This week, I’m joined by Moshe Zadka, a senior site reliability engineer at SurveyMonkey. Moshe is a core developer for the Twisted framework and a Real Python author.
In this interview, we discuss a variety of topics, including the Twisted framework, Python for DevOps, writing Python books, and tai chi.
Ricky: Thanks for joining me, Moshe. I’d like to start with the same questions I do with all my interview guests: how did you get into programming, and when did you start using Python?
Moshe: The first programming project I remember working on was a project for class, converting numbers from decimal to binary in Basic. The teacher thought this was a little advanced for a seven-year-old, which was my main motivation for finishing it.
I got into Python in 1999. I was frustrated with the data formats we were using on a project and thought moving things to XML might be an improvement. I looked for a language with decent XML support that was easy to install on Linux. Python seemed like the best alternative. I downloaded the tutorial in the evening and found myself productive in Python the next day.
Ricky: You’re a core developer for the Twisted library. For those who haven’t heard of Twisted before, what is it, and what sorts of applications are best suited to use it?
Moshe: Twisted is an event-based framework. It is well suited to writing network applications. The event model is well suited to handling multiple connections while maintaining coherent state because it avoids race conditions. This makes Twisted suited for game servers or clients, chat applications, and long-running web applications like Server-Sent Events.
Ricky: By day you’re a senior site reliability engineer at SurveyMonkey. How does Python fit into your day-to-day practice as an SRE?
Moshe: Python is popular in the site reliability and automation space for many things, but one use that is often neglected is small data processing. Sometimes I need to analyze log data or metric streams from a handful of machines in order to troubleshoot a problem.

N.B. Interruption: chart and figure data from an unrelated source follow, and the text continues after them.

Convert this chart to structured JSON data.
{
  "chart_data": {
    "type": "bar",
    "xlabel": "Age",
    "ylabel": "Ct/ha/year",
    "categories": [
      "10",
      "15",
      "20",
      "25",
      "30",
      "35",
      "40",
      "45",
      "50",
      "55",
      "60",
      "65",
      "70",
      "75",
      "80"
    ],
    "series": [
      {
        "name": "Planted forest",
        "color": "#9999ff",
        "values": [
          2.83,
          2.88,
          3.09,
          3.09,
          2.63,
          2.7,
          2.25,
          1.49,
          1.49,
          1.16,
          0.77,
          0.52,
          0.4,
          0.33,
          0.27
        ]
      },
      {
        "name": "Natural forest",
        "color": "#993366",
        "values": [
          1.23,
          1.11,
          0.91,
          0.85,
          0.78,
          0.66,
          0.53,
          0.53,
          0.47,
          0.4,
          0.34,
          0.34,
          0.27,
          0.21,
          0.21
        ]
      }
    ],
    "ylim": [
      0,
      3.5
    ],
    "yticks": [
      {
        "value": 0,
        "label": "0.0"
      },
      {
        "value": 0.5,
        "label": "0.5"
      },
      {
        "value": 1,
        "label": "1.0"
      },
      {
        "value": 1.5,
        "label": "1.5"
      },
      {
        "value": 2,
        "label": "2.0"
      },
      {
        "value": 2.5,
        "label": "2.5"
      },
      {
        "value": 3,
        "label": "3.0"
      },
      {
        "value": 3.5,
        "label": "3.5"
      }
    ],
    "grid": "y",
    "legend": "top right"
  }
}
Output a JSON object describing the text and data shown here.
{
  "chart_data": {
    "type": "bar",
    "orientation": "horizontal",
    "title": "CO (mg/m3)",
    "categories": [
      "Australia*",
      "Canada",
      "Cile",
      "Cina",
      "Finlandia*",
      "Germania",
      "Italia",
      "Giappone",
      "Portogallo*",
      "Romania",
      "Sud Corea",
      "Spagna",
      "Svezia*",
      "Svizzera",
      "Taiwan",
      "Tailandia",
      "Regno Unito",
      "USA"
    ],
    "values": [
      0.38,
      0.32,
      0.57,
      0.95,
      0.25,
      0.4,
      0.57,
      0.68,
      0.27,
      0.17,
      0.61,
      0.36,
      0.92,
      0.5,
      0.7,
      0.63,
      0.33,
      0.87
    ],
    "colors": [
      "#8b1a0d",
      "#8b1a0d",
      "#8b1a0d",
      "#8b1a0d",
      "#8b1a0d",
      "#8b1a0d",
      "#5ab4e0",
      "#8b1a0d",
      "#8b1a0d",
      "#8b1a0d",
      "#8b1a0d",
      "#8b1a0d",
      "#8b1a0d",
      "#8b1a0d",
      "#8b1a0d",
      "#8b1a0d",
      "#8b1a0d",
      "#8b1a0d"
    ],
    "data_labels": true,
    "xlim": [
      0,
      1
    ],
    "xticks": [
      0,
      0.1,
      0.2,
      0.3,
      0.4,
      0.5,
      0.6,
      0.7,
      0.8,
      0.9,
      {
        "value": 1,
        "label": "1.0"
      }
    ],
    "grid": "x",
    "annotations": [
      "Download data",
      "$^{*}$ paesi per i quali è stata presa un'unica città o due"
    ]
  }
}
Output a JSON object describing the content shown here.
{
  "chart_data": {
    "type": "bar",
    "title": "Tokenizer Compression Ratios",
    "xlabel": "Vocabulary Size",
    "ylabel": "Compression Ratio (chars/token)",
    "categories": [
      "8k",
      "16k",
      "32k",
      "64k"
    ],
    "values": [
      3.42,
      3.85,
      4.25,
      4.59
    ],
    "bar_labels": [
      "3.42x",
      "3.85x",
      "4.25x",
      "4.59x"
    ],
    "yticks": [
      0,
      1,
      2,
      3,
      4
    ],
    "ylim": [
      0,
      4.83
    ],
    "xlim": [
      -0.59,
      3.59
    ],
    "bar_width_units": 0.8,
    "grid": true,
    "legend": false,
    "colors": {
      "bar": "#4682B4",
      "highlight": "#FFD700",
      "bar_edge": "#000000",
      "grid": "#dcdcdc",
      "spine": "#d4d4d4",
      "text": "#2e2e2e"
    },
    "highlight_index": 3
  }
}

In a recent such incident, a typical chunk I needed to analyze was a few thousand data points. This is not a lot of data for Python, even pure Python, but it is a lot to look at by hand. Writing ad-hoc analysis in Python allowed me to diagnose the problem.
Ricky: You’ve authored several books to date, including Expert Twisted, DevOps in Python, and from python import better. What have been your motivations for taking on such an enormous task as writing a book, and what have you learned the most from writing them?
Moshe: I managed to get in with a less-committed experiment: Expert Twisted was a joint project of several authors. I only had to write two chapters, which made for a much less scary commitment. I enjoyed writing the chapters, but working with this many authors was a complicated coordination effort. Though many of them are close friends, the first thing I learned was that I never want to work on a collaborative book again!
I wrote from python import better because I was already in the habit of daily writing and was interested in what it is like to self-publish an e-book. It was an interesting experiment, but I decided that I want to let a publisher deal with some of the logistics.
For DevOps in Python, I worked with the same publisher I got to know working on Expert Twisted. That was definitely the best book-writing experience I had. However, it was still a lot of work, and I discovered that the often-stated principle that it is hard to make money from technical books is true. After three books, I decided to take a break from books—at least for a while.
Ricky: Now just a few last questions. What else do you get up to in your spare time? What other hobbies and interests do you have aside from Python and programming?
Moshe: Right now, I’m experimenting with writing yet another Python version manager. I was dissatisfied with some of the design decisions in pyenv and wanted to do better. My personal project pyver is already good enough for me, and I am working on cleaning it up enough to be useful for others. I am also taking an online class to learn how to use PyTorch.
My main “pandemic hobby” is tai chi. After years of looking for a style of exercise that fit my personality and lifestyle, tai chi is it. I love practicing it at home. I have also started meditating regularly, and I find the practice helps me stay centered and focused on the important things.
Ricky: Thank you, Moshe, for taking the time to talk to me.